Dendias'ın gece gündüz kışkırtıcılık yaptığını, sonra da "Biz hukuktan yanayız, Türkiye isterse masaya otururuz." dediğini aktaran Çelik, şöyle konuştu:
"Bütün bu kışkırtıcılığı yapan sizsiniz, hukuku ihlal eden sizsiniz, şu andaki hükümet politikası içinde de en radikal, en saldırgan üslubu kullanan, her türlü diplomasi masasını devirmeye çalışan dili kullanan şahıs bu şahıs.

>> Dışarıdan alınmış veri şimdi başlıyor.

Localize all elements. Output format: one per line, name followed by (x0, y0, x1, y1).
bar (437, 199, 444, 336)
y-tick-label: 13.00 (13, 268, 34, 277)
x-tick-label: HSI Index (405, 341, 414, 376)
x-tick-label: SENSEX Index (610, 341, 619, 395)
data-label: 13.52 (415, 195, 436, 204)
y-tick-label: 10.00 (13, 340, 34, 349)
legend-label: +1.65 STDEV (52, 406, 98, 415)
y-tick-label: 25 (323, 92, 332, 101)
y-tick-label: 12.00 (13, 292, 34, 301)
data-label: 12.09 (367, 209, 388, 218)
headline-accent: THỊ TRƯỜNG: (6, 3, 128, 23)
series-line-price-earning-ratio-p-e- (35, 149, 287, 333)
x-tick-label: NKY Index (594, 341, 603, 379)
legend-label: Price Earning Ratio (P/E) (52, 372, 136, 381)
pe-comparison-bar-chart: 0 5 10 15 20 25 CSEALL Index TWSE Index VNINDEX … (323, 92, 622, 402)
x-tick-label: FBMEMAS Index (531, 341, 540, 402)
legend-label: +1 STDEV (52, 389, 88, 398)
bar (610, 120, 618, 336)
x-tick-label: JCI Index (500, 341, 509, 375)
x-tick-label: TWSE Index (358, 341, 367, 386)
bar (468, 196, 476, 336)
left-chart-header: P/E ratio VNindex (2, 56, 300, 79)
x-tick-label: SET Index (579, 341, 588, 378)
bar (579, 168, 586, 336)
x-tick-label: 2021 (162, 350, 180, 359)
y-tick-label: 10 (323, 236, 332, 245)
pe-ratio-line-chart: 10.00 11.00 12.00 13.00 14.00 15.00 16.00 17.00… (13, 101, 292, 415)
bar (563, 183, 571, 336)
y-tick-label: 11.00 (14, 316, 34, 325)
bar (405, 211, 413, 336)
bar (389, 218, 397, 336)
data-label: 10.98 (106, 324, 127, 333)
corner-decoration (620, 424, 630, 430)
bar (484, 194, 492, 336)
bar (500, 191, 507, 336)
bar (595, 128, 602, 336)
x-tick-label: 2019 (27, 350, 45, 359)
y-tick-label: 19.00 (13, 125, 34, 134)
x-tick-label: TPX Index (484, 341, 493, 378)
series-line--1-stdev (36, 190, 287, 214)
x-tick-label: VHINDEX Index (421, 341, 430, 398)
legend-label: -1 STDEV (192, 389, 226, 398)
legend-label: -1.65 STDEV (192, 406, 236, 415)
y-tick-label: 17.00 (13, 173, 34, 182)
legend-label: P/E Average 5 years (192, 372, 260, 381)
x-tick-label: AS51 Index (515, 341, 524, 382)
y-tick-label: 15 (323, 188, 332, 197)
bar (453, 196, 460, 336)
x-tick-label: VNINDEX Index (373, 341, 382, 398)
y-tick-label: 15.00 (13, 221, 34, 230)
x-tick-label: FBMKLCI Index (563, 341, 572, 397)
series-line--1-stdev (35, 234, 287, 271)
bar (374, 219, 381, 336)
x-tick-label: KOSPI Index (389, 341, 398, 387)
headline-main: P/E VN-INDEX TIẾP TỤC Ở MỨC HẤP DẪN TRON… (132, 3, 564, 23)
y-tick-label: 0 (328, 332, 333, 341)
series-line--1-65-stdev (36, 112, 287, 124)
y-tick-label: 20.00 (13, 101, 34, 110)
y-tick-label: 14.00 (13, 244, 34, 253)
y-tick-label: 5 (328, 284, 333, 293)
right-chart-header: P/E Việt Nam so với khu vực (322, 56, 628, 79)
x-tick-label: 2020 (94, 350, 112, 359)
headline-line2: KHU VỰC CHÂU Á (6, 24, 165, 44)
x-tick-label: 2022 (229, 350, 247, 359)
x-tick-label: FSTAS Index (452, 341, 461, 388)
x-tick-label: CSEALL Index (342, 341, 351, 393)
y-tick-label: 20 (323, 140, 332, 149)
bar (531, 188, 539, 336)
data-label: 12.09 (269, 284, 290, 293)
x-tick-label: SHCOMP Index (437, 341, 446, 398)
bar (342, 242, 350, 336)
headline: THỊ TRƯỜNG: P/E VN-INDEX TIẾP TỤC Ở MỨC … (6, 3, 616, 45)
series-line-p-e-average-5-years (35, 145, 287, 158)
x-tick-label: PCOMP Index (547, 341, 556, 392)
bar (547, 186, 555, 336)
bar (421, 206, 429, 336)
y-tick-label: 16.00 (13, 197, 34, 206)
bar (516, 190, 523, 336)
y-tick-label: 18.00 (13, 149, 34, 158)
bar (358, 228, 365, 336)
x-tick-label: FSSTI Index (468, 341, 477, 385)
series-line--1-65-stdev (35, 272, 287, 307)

Türkiye'ye geldiğinde basın toplantısı yaparken bile bütün dünyanın gözü önünde buraya kavga çıkarmaya geldiği, hırçınlık yapmaya geldiği, diplomasi adına konuşmak değil Yunanistan'daki marjinal çevreleri mutlu etmek üzere konuştuğu herkes tarafından görüldü. Aslında Yunanistan 6 aylığına, 1 seneliğine Dendias'a konuşma yasağı koysa, tansiyonun önemli ölçüde azalmasına hizmet etmiş olur. Yunanistan için de faydalı olur. Bu kadar gerilim, bu kadar yüksek tansiyon iyi bir şey değil."
Çelik, bir gazetecinin "Tokat Valiliğinin 30 Ağustos'ta düzenlediği resepsiyonda valinin elini sıkmayan askerler Milli Savunma Bakanlığınca görevden alındı. Bu olaya ilişkin değerlendirmeniz ne olur?" sorusunu da şöyle yanıtladı:
"Gerek Tokat Valiliğinde gerçekleşen olay, daha önce de Kayseri'de gerçekleşen olay, bunlar asla kabul edilemez. Hiçbir şekilde devlet adabına, emir komuta zincirine uymayan şeyler. Türk Silahlı Kuvvetleri hukuka, Anayasa'ya bağlı, bütün bir felsefesinin temeline disiplini koymuş çok büyük ve güçlü bir ordu. Orada valiye, mülki idare amirine karşı yapılan bu saygısızlık Türk subayına yakışmaz. Bunun bilincinde olarak daha olay olur olmaz Milli Savunma Bakanlığı tarafından gereken soruşturma açılmış, tahkikat yapılmış, soruşturmanın selameti açısından bu kişiler açığa alınmıştır ve Yüksek Disiplin Kuruluna sevk edilmiştir."